Eliminating the shifting from the Stella hasn’t robbed it of any character. What it’s done is made the bike more responsive by simple virtue of always being “in the right gear.” When you’ve only got so much power to work with, gearing is everything. The relationship between variator weights, slope, contra and clutch spring rates appears to be spot on. Roll-on acceleration is peppy and a big handful of throttle will get the Stella 125 Automatic surging forward with all the “I think I can” head of steam it can muster. The engine is focused on torque over outright horsepower, which suits the Stella 125 Automatic’s old fashioned sensibility, but also keeps it very fun to ride. I also loved the exhaust note. There’s a very pleasant growl to it, with none of the “angry lawnmower” drone you get in a lot of modern scooters (such as the Blur SS220i, for example). Under effort, the Stella 125 Automatic sounded like the world’s smallest Spitfire. There was a distinctly vintage and especially european “warble” in the sound of the engine.

Genuine Stella 125 Automatic

Perhaps the most surprising aspect of the Stella 125 Automatic’s riding dynamics were the brakes. The surprise? They actually work. They work very well, in fact. Where on any properly vintage Vespa or even the Stella 4T, you’re planning your stops well in advance, the Stella 125 Automatic will stop with much more confidence and control than any bike to ever share that chassis. The key difference is that rear brake. An assertive, smooth pull on both levers will bring the bike to an enthusiastic halt. While not as powerful as the Blur, for example, these new brakes are about as powerful as you could ever make use of on 10″ wheels. They’re finally fully matched to the other capabilities of the bike. It’s now much more difficult to over-drive the available braking power.

Riding around on the Stella 125 Automatic, it was as chipper and inviting as the Stella has ever been. As Eric and I dodged the massive potholes littering Chicago’s streets from this winter, the charm of the Stella 125 Automatic couldn’t be denied. More than that, though, what Genuine has here is a much less intimidating Stella in every respect. By eliminating the need to shift, I have two fewer control points (clutch and gear selector). By moving the rear brake to the left hand control, I don’t have to change my body posture to stop. With better brakes and better access to engine power, all I have to do is ride. I go. I turn. I stop. It’s simply easy. As intended, there are fewer barriers to my simply enjoying what is still a mostly vintage machine.
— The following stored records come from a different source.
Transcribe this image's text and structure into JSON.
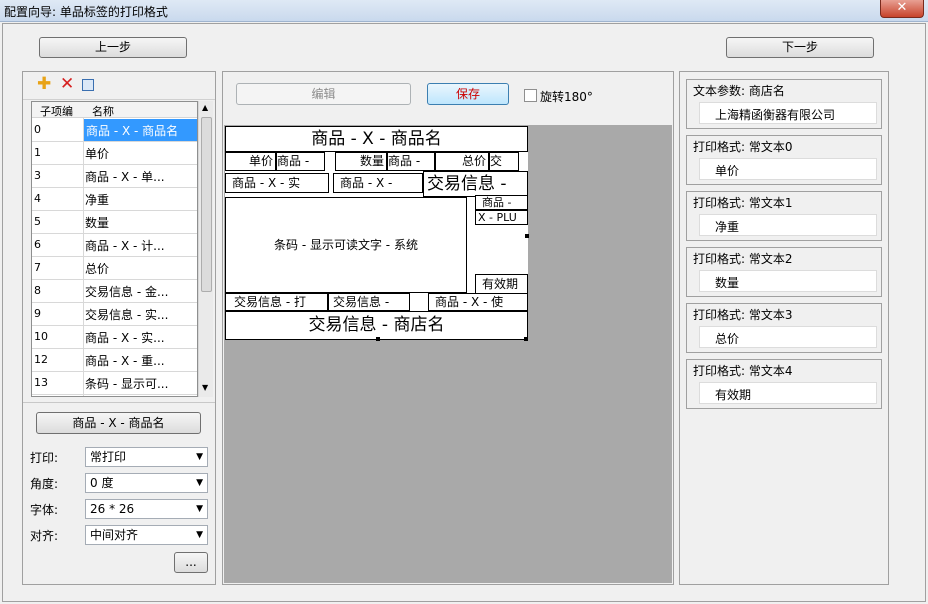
{
  "window": {
    "title": "配置向导: 单品标签的打印格式",
    "close_label": "✕"
  },
  "nav": {
    "prev_label": "上一步",
    "next_label": "下一步"
  },
  "toolbar": {
    "edit_label": "编辑",
    "save_label": "保存",
    "rotate_label": "旋转180°"
  },
  "list": {
    "headers": [
      "子项编",
      "名称"
    ],
    "rows": [
      {
        "id": "0",
        "name": "商品 - X - 商品名"
      },
      {
        "id": "1",
        "name": "单价"
      },
      {
        "id": "3",
        "name": "商品 - X - 单..."
      },
      {
        "id": "4",
        "name": "净重"
      },
      {
        "id": "5",
        "name": "数量"
      },
      {
        "id": "6",
        "name": "商品 - X - 计..."
      },
      {
        "id": "7",
        "name": "总价"
      },
      {
        "id": "8",
        "name": "交易信息 - 金..."
      },
      {
        "id": "9",
        "name": "交易信息 - 实..."
      },
      {
        "id": "10",
        "name": "商品 - X - 实..."
      },
      {
        "id": "12",
        "name": "商品 - X - 重..."
      },
      {
        "id": "13",
        "name": "条码 - 显示可..."
      }
    ]
  },
  "props": {
    "field_button": "商品 - X - 商品名",
    "print_label": "打印:",
    "print_value": "常打印",
    "angle_label": "角度:",
    "angle_value": "0 度",
    "font_label": "字体:",
    "font_value": "26 * 26",
    "align_label": "对齐:",
    "align_value": "中间对齐",
    "more_label": "..."
  },
  "preview": {
    "title": "商品 - X - 商品名",
    "r2": [
      "单价",
      "商品 -",
      "数量",
      "商品 -",
      "总价",
      "交"
    ],
    "r3": [
      "商品 - X - 实",
      "商品 - X -",
      "交易信息 -"
    ],
    "barcode": "条码 - 显示可读文字 - 系统",
    "side1": "商品 -",
    "side2": "X - PLU",
    "expiry": "有效期",
    "r5": [
      "交易信息 - 打",
      "交易信息 -",
      "商品 - X - 使"
    ],
    "footer": "交易信息 - 商店名"
  },
  "params": [
    {
      "title": "文本参数: 商店名",
      "value": "上海精函衡器有限公司"
    },
    {
      "title": "打印格式: 常文本0",
      "value": "单价"
    },
    {
      "title": "打印格式: 常文本1",
      "value": "净重"
    },
    {
      "title": "打印格式: 常文本2",
      "value": "数量"
    },
    {
      "title": "打印格式: 常文本3",
      "value": "总价"
    },
    {
      "title": "打印格式: 常文本4",
      "value": "有效期"
    }
  ]
}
I can’t emphasize that last point enough. Despite better braking and an automatic transmission, the Stella 125 Automatic is still as old-fashioned feeling as it’s ever been. There’s no mistaking it for a Buddy or other modern twist-and-go scooter. There’s no comparing it to a modern Vespa LX or Primavera. The Stella remains from another era. It’s unbalanced, it’s immoderate, and it takes a lot more skill to ride one well than similarly sized modern scooters. Not shifting gears doesn’t change how alive the steering is or what a wild ride 10″ wheels will always be. The bike still begs for upgraded suspension components and it’s still using outdated switch locations on the hand controls.
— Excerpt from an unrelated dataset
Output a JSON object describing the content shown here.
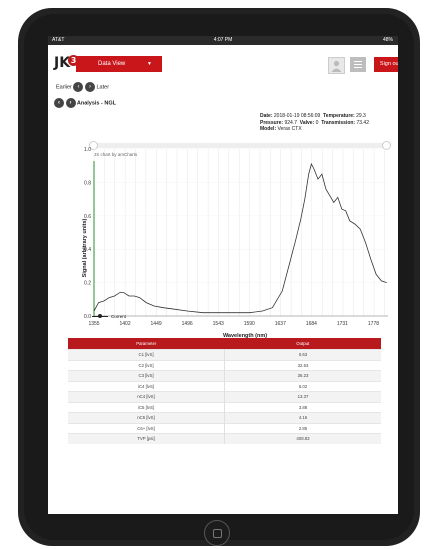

For Stella fans, hopefully that’s good news. This is still a Stella. The soul of the scooter is intact. For those who simply wanted the ride of a Buddy 125 in the aesthetics of the Stella, your expectations may need to be realigned. That said, the Stella 125 Auto is a boatload of fun to ride and looks just as romantic as she always did. While the level of sophistication has certainly gone up a notch, it’s in just the right places.